Although Let There Be Drums! does not delve into the technical aspects of drumming, drummers will be excited to hear Stewart Copeland reveal details about the Arabic baladi rhythms he absorbed as a child growing up in the Middle East and later applied to the emerging dub reggae movement with The Police:

I left America when I was two months old to Cairo, Egypt and didn’t get back till I was 18. So musically, when you’re that young, it goes right into your DNA. Cool thing is that decades later there’s this thing called reggae. And in the punk clubs in 1977, it’s all the thing, the only chill form of punk was dub reggae. … And so all the London bands are trying to figure out reggae, a rhythm where there is no one in the important beat. The fulcrum is three—nothing, two, three, four, two, three, four.

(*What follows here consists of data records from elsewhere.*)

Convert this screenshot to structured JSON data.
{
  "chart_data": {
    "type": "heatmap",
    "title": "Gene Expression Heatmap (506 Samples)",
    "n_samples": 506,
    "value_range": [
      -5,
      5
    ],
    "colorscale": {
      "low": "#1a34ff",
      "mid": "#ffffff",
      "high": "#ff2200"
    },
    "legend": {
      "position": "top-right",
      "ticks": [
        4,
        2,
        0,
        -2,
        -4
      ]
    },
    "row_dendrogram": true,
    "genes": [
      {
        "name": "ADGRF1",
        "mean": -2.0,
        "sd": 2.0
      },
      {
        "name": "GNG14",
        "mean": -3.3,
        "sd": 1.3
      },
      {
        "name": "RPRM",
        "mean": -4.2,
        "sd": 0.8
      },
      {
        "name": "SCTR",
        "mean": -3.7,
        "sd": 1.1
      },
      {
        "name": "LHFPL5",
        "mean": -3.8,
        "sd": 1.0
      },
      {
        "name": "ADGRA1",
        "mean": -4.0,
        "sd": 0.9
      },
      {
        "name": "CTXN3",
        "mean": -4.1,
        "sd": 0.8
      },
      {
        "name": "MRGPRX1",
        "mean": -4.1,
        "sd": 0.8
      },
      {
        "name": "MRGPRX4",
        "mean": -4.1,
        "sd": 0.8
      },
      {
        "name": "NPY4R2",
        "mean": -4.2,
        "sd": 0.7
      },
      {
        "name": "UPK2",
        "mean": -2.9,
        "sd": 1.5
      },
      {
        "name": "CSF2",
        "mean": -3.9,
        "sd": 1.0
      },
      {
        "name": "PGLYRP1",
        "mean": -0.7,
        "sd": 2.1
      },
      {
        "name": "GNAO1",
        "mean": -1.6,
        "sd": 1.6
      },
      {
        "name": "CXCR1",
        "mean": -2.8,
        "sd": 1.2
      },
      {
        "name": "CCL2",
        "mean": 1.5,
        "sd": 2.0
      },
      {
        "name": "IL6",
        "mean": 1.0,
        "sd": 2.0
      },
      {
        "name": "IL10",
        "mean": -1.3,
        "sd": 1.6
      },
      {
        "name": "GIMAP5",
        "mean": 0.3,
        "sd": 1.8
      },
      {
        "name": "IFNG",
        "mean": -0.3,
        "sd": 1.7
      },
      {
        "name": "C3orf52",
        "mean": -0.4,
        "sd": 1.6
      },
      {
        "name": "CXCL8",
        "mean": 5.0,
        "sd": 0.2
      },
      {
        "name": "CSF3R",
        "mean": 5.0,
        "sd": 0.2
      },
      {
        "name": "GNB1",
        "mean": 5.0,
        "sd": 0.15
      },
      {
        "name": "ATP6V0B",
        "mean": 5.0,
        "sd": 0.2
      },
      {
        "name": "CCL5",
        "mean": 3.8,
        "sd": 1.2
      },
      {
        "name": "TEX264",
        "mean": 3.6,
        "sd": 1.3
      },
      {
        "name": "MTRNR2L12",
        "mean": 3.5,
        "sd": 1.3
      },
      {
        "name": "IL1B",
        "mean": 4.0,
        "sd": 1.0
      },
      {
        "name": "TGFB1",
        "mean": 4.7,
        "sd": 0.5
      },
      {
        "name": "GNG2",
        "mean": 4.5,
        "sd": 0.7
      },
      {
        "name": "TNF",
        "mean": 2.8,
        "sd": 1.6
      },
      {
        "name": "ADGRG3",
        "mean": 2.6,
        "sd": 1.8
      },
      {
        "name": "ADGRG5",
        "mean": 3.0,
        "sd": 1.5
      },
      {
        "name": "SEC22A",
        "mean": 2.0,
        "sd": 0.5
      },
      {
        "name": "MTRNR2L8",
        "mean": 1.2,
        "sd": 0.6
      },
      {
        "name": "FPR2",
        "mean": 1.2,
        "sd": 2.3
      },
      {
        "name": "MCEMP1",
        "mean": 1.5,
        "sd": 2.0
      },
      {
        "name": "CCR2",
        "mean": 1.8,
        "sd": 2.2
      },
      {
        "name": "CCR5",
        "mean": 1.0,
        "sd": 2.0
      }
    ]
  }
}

That’s a whole different cognitive architecture.

Lucky for me, the baladi rhythm, the country Arabic rhythm, the foundation [and] building blocks of all Arabic music [is] based on this duh, duh, duh, three, four, two, three, four, nothing, two, three. So I’ve got this completely comfortable in that zone. And so when Sting started bringing songs in and we’re hearing this cool dub and like, ‘I’d like to get whatever that mojo is, we want to get that into our music somehow.’ It just came really naturally.

The tone of the film is altered slightly by the fact that one of its subjects, Taylor Hawkins, passed away before its release, but the late Foo Fighters drummer saw the finished product, and Justin decided not to make any changes to the version he approved.

“When he passed there was talk about either changing some stuff or adding more Taylor, but I didn’t want it to become the Taylor Hawkins tribute because that’s not why he did this. This is the exact film that I showed to him, nothing was changed. Kind of like when The Kids Are All Right came out and Keith Moon died right before the official release and the director Jeff Stein decided not to change a frame. So, it’s the exact film that was made, it’s just different now because he’s talking about the future and what it’s going to be like and his kids, and so moments that were really happy and joyous in the film now have this whole other thing to them that I really wish they didn’t. I would give anything to make it so that it was back to happy and fun.”

Justin said working with Taylor was enjoyable and low-key. “It was super easy. A mutual friend texted him and he said to come over, so I got to just hang out with him for a few hours and talk music and rock and roll and drumming and drummers, and he either knew or knew of everybody that was in the film, so he’s as big a fan as anybody.”

In one part of his interview, Taylor describes going to see the Grateful Dead and says the band’s spontaneous, improvisational approach inspired him to “take more chances” with Foo Fighters in France three weeks later, resulting in the band’s “best shows in a long time.” He claims he told Dave Grohl that the Dead show “took him to new heights.” “I got it,” he declares, though he denies being a Deadhead per se.

In another scene, Taylor showcases some of the music memorabilia he’s collected over the years. “He was showing us around his studio and I just had to ask him, ‘Hey do you mind if we get a couple closeups?’ And he gave us a guided tour of every poster that was in there and how he got it and who the band was. It was just like hanging out with your music buddy and just talking rock, you know what I mean? No pretension. He was such a sweet guy, and I’m happy that the film is exactly as it was when he saw it because doing anything different wouldn’t have felt genuine to me.”

Taylor was not the only interviewee to pass away during the making of the film. “We’ve lost four,” Justin reminded. “Taylor was the youngest, but Jerry Allison just passed away from Buddy Holly and the Crickets, Charles Connor from Little Richard, and Sandy Nelson, Mr. ‘Let There Be Drums’.”

Whether you’re a drummer, a Deadhead, a music fan, or just a person trying to balance family and work, Let There Be Drums! has something for everyone. Watch the film now via Apple TV, Amazon Prime Video, and in select theaters.